## Characterization of irreducible modules

Let $R$ be a ring with 1. A (left, unital) $R$-module $M$ is called irreducible if $M \neq 0$ and 0 and $M$ are the only $R$-submodules of $M$. Prove that $M$ is irreducible if and only if $M \neq 0$ and if $x \in M$ is nonzero, then $M = (x)$. Describe the irreducible $\mathbb{Z}$-modules.

$(\Rightarrow)$ Suppose $M$ is irreducible. Now $M \neq 0$ by definition. Now let $x \in M$ be nonzero. Note that $Rx \subseteq M$ is a nonzero submodule since $1 \cdot x = x \in Rx$; since $M$ is irreducible, $Rx = M$. Thus any nonzero element of $M$ generates $M$.

$(\Leftarrow)$ Now suppose $M \neq 0$ and that if $x \neq 0$, then $Rx = M$. Let $N \subseteq M$ be a nonzero submodule. Now there exists some nonzero $x \in N$, and $N \supseteq Rx = M$. Thus $N = M$. Since the only submodules of $M$ are 0 and $M$, $M$ is irreducible.

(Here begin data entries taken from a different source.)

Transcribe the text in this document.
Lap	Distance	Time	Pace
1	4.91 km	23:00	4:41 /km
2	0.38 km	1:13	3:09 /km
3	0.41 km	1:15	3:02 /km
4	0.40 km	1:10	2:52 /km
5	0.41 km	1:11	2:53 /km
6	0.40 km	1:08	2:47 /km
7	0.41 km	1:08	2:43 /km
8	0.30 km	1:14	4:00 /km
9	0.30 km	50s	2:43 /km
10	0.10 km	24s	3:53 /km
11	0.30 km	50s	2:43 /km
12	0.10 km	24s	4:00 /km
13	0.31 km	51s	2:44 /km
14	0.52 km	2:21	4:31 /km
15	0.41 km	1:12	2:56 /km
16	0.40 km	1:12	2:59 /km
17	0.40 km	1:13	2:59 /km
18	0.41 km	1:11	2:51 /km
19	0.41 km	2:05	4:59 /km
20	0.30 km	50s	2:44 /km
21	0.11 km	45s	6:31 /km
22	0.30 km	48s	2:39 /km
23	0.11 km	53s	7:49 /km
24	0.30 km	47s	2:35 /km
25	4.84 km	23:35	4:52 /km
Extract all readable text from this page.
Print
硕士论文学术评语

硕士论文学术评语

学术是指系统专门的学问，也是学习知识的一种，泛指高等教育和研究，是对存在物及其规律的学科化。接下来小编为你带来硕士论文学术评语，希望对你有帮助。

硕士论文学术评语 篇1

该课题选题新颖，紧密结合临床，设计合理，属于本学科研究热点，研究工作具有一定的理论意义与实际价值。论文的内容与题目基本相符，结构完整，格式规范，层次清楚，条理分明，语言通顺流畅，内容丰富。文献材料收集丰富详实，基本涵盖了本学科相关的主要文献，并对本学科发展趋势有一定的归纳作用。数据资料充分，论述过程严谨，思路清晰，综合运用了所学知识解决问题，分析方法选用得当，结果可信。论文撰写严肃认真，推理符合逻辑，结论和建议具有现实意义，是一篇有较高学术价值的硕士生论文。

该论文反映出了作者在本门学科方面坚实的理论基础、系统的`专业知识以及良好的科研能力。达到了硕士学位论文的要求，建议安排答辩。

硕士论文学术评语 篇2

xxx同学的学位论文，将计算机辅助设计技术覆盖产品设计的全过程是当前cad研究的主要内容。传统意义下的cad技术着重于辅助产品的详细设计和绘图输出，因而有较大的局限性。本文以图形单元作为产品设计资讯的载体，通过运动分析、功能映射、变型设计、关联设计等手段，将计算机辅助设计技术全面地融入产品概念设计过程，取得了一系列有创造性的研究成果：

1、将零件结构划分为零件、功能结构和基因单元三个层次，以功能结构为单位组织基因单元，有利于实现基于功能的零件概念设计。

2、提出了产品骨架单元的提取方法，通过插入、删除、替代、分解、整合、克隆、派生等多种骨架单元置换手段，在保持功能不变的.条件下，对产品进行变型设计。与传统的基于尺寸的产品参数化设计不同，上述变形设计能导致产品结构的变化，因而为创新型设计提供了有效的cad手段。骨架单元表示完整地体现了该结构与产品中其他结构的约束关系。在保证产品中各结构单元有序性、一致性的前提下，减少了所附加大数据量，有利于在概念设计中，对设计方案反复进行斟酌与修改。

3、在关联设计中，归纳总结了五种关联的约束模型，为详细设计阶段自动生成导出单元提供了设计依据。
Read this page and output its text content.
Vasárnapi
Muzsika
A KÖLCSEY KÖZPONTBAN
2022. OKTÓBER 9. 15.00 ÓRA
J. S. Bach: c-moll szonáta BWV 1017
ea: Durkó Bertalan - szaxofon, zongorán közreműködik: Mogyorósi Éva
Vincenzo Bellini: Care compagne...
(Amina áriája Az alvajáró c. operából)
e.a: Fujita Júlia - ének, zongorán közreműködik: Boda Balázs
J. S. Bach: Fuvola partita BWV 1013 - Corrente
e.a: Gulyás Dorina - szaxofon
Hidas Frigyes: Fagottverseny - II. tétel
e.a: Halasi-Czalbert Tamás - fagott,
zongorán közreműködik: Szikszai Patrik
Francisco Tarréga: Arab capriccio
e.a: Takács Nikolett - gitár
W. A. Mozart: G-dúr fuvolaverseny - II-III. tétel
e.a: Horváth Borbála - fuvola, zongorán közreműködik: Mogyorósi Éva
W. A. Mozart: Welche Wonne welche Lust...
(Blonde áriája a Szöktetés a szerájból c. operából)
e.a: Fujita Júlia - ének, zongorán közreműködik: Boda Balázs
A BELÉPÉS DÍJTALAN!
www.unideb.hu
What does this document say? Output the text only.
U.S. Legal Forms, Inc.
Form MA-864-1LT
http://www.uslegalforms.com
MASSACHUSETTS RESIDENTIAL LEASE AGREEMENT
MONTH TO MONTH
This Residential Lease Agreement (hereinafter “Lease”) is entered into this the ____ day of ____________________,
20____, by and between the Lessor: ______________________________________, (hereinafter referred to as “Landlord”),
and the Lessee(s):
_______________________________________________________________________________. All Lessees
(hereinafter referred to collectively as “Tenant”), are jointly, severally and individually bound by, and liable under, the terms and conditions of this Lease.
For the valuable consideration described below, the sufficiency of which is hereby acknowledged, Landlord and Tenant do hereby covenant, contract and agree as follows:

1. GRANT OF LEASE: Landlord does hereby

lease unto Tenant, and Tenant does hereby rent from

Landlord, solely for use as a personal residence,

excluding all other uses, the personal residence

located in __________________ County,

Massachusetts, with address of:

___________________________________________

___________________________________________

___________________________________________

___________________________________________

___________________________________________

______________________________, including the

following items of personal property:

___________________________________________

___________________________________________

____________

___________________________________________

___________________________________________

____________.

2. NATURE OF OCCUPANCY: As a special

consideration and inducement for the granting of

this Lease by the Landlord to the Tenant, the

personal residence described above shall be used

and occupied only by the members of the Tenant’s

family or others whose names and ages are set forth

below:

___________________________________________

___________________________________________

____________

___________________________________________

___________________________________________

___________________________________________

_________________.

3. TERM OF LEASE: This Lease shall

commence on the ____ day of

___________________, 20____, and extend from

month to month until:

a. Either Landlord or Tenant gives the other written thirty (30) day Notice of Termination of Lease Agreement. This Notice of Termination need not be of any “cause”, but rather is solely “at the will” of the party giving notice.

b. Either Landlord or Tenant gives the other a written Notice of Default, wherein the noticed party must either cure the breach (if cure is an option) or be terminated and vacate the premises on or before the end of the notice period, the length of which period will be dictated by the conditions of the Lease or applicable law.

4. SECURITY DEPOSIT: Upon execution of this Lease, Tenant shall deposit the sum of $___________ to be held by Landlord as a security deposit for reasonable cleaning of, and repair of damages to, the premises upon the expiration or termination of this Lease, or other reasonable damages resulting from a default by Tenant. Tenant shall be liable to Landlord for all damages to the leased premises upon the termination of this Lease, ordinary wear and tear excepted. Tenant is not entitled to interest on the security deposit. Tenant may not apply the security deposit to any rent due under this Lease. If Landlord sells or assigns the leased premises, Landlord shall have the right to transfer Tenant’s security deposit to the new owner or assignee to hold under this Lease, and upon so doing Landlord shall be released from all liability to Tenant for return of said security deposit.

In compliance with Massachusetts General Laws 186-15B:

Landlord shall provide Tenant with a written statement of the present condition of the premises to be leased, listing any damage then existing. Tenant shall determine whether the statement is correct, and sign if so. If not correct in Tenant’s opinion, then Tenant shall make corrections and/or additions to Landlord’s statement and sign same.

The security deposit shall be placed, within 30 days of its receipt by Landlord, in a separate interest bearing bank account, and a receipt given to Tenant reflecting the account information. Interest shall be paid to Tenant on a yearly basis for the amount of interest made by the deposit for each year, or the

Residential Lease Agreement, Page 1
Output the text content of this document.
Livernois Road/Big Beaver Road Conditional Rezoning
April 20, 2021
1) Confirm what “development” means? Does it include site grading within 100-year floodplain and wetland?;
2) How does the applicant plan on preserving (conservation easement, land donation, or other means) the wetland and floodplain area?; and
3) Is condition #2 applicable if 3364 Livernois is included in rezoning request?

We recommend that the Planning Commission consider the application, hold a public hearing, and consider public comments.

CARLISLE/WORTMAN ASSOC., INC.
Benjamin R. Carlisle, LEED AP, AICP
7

Recall that $\mathbb{Z}$-modules are precisely the abelian groups, and that $\mathbb{Z}$-submodules are precisely the subgroups of abelian groups. Now let $M$ be an irreducible $\mathbb{Z}$-module. In particular, $M$ is cyclic as an abelian group. So $M$ must be finite of prime order, as otherwise it has nontrivial proper subgroups. Conversely, every cyclic group of prime order is irreducible as a $\mathbb{Z}$-module.